Venons-en maintenant à un point encore plus concret, l’opinion vis-à-vis des sanctions économiques adoptées contre la Russie et le soutien aux livraisons d’armes à l’Ukraine.

Sur le premier sujet, les opinions publiques européennes restent très majoritairement favorables aux sanctions économiques : 62% des Français, 67% des Allemands et 76% des Britanniques y sont ainsi favorables. Certes, en Allemagne et en France, le soutien a baissé depuis 2022, même s’il reste très élevé. Notons également qu’en France, cette question vient fracturer La France insoumise (LFI) et le Rassemblement national (RN) : 54% des proches de LFI et 58% des proches du RN sont favorables aux sanctions économiques contre la Russie.

Sur le second sujet, les opinions publiques française et allemande sont beaucoup plus sceptiques vis-à-vis de la livraison de matériel militaire à l’Ukraine : seulement 54% des Français et 53% des Allemands y sont favorables.

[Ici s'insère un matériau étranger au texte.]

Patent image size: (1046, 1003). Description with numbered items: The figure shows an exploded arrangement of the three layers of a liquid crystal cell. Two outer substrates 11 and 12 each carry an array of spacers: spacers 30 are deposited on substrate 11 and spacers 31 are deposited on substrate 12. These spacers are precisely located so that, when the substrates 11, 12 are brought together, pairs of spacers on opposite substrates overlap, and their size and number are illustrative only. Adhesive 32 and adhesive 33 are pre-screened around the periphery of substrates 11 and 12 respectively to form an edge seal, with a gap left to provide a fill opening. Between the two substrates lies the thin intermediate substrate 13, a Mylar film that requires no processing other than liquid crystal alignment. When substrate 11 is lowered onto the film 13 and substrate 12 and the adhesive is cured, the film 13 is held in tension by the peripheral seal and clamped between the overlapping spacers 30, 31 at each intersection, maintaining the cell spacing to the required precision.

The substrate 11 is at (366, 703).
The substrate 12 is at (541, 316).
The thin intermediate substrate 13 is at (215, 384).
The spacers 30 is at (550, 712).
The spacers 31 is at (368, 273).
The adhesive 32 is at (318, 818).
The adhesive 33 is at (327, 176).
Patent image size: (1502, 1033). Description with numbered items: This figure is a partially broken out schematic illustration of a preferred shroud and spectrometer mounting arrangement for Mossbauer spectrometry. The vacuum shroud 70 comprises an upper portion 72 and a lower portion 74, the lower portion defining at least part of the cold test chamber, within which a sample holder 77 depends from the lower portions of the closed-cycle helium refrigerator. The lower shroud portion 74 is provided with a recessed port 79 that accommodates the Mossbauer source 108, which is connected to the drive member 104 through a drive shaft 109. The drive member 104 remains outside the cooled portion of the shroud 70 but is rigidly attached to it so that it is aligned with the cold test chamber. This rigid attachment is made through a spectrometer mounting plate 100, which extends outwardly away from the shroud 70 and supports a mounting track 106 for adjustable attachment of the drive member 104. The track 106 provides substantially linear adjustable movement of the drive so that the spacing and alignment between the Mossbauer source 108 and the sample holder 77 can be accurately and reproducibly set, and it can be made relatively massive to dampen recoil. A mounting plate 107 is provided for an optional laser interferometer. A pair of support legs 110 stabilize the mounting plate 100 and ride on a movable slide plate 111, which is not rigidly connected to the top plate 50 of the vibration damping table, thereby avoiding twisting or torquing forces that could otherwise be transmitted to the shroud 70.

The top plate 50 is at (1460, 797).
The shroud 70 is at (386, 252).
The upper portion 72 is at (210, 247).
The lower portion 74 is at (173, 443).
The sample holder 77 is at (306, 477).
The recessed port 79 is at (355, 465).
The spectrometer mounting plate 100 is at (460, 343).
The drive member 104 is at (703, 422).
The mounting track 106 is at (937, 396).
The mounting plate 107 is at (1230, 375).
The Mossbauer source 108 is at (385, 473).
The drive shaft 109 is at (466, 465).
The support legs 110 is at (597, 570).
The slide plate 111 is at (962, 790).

À nouveau, c’est une évolution à la baisse que l’on constate dans ces deux pays, avec une chute de plus dix points en l’espace de deux ans. Encore une fois, la dynamique française et allemande n’est pas partagée au Royaume-Uni, où près de sept Britanniques sur dix sont toujours favorables à la livraison d’armes à l’Ukraine.

L’Ukraine dans l’Union européenne ? La France et l’Allemagne fracturés

À l’heure actuelle, 50% des Français et 52% des Allemands sont favorables à la candidature de l’Ukraine dans l’Union européenne. À nouveau, ces chiffres sont en forte baisse depuis deux ans (treize points de moins en France et seize points de moins en Allemagne). En France, c’est essentiellement à l’extrême droite que ce refus se manifeste : si 79% des proches de Renaissance, 59% des proches du PS et 64% des proches des Écologistes sont favorables à la candidature de l’Ukraine, ces chiffres tombent à 31% chez les électeurs de Marine Le Pen et à 30% chez ceux d’Éric Zemmour. LFI, sur ce sujet comme sur beaucoup d’autres liés à la question ukrainienne, apparaît également fracturée : 51% des proches du parti de Jean-Luc Mélenchon y sont favorables.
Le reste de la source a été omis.